J'avais donné des bals et des soirées à Londres et à Paris, et, bien qu'enfant d'un autre désert, je n'avais pas trop mal traversé ces nouvelles solitudes ; mais je ne m'étais pas douté de ce que pouvaient être des fêtes à Rome : elles ont quelque chose de la poésie antique qui place la mort à côté des plaisirs. A la villa Médicis, dont les jardins sont déjà une parure et où j'ai reçu ce matin la grande-duchesse Hélène, l'encadrement du tableau est magnifique : d'un côté la villa Borghèse avec la maison de Raphaël ; de l'autre la villa de Monte-Mario et les coteaux qui bordent le Tibre ; au-dessous du spectateur, Rome entière comme un vieux nid d'aigle abandonné. Au milieu des bosquets se pressaient, avec les descendants des Paula et des Cornélie, les beautés venues de Naples, de Florence et de Milan : la princesse Hélène semblait leur reine. Borée, tout à coup descendu de la montagne, a déchiré la tente du festin, et s'est enfui avec des lambeaux de toile et de guirlandes, comme pour nous donner une image de tout ce que le temps a balayé sur cette rive. L'ambassade était consternée ; je sentais je ne sais quelle gaieté ironique à voir un souffle du ciel emporter mon or d'un jour et mes joies d'une heure. Le mal a été promptement réparé. Au lieu de déjeuner sur la terrasse, on a déjeuné dans l'élégant palais : l'harmonie des cors et des hautbois, dispersée par le vent, avait quelque chose du murmure de mes forêts américaines. Les groupes qui se jouaient dans les rafales, les femmes dont les voiles tourmentés battaient leurs visages et leurs cheveux, la sartarella qui continuait dans la bourrasque, l'improvisatrice qui déclamait aux nuages, le ballon qui s'envolait de travers avec le chiffre de la fille du Nord, tout cela donnait un caractère nouveau à ces jeux où semblaient se mêler les tempêtes accoutumées de ma vie.

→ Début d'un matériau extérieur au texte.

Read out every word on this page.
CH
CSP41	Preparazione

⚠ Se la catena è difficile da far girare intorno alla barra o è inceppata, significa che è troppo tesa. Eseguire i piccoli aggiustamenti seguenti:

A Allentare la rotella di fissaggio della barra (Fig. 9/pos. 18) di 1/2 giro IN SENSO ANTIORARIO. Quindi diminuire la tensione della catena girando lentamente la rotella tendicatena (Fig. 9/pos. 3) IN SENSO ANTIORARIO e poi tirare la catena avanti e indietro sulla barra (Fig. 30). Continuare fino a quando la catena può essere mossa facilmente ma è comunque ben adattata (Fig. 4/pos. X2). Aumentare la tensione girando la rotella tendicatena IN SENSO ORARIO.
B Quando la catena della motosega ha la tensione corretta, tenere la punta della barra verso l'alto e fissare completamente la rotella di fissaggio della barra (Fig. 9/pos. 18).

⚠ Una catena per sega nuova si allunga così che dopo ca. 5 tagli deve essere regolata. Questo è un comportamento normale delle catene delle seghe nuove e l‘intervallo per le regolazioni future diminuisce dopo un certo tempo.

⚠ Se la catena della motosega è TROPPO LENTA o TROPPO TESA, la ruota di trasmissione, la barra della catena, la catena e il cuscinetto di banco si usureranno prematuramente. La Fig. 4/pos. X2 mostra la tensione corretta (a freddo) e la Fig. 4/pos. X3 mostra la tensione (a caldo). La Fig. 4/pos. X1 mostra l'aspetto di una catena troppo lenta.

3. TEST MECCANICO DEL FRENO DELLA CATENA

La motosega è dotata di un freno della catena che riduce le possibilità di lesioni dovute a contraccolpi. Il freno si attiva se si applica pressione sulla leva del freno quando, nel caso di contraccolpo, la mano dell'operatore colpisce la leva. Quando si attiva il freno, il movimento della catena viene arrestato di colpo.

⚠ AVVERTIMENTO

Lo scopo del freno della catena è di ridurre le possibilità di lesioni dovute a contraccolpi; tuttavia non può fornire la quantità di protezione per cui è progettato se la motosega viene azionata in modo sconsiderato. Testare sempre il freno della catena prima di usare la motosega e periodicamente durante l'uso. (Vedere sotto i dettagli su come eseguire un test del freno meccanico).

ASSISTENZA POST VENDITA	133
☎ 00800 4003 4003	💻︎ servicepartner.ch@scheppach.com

Quel prestige pour tout homme qui n'eût pas compté son monceau d'années, et qui eut demandé des illusions au monde et à l'orage ! J'ai bien de la peine à me souvenir de mon automne, quand, dans mes soirées, je vois passer devant moi ces femmes du printemps qui s'enfoncent parmi les fleurs, les concerts et les lustres de mes galeries successives : on dirait des cygnes qui nagent vers des climats radieux. A quel désennui vont-elles ? Les unes cherchent ce qu'elles ont déjà aimé, les autres ce qu'elles n'aiment pas encore. Au bout de la route, elles tomberont dans ces sépulcres toujours ouverts ici, dans ces anciens sarcophages qui servent de bassins à des fontaines suspendues à des portiques ; elles iront augmenter tant de poussières légères et charmantes. Ces flots de beautés, de diamants, de fleurs et de plumes roulent au son de la musique de Rossini qui se répète et s'affaiblit d'orchestre en orchestre. Cette mélodie est-elle le soupir de la brise que j'entendais dans les savanes des Florides, le gémissement que j'ai ouï dans le temple d'Erechthée à Athènes ? Est-ce la plainte lointaine des aquilons qui me berçaient sur l'Océan ? Ma sylphide serait-elle cachée sous la forme de quelques-unes de ces brillantes Italiennes ? Non : ma dryade est restée unie au saule des prairies où je causais avec elle de l'autre côté de la futaie de Combourg. Je suis bien étranger à ces ébats de la société attachée à mes pas vers la fin de ma course ; et pourtant il y a dans cette féerie une sorte d'enivrement qui me monte à la tête : je ne m'en débarrasse qu'en allant rafraîchir mon front à la place solitaire de Saint-Pierre ou au Colysée désert. Alors les petits spectacles de la terre s'abîment, et je ne trouve d'égal au brusque changement de la scène que les anciennes tristesses de mes premiers jours.